Abstract

AbstractThe Olkhon Terrane is thought to preserve a record of the initial collision of the Siberian Craton with its peripheral orogenic system during the early Paleozoic. However, the related tectono‐metamorphic process and its time‐scale remain obscure. To address this issue, new structural observations combined with U‐Pb zircon and monazite and 40Ar/39Ar biotite geochronology were conducted in the migmatitic‐granitic Anga‐Sakhurta Zone of the terrane. An earliest syn‐collisional event associated with the development of a c. 500–480 Ma sub‐horizontal migmatitic fabric is confirmed. This early fabric was affected by later extensional doming in association with emplacement of partial melts (in terms of c. 470–445 Ma granite sills) parallel to the sub‐horizontal mechanical anisotropy.

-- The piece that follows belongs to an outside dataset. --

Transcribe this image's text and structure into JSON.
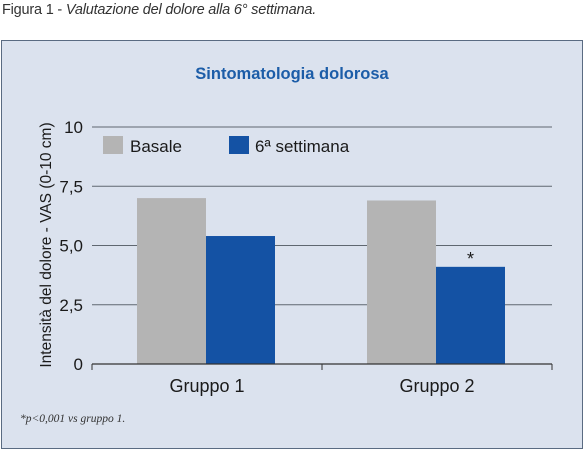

Subsequent upright folding leading to amplification of extensional domal structures and heterogeneous vertical transposition of composite horizontal fabric occurred soon after the doming, as indicated by intrusions of residual melts into the axial planes of the upright folds. The latest episode of deformation was marked by development of greenschist‐facies sinistral shear zones surrounding the Anga‐Sakhurta Zone at c. 420–400 Ma. An updated tectonic model involving (a) Middle–Late Ordovician crustal thinning associated with horizontal crustal flow, (b) Silurian crustal shortening related to northwards movement of Cambrian magmatic arc of the Birkhin Complex to the south, and (c) Early Devonian lateral extrusion and sinistral shearing associated with progression of the Birkhin Complex promontory, is proposed. Results from this study shed lights on the collisional evolution of peri‐Siberian orogenic system during the early stage evolution of the Central Asian Orogenic Belt.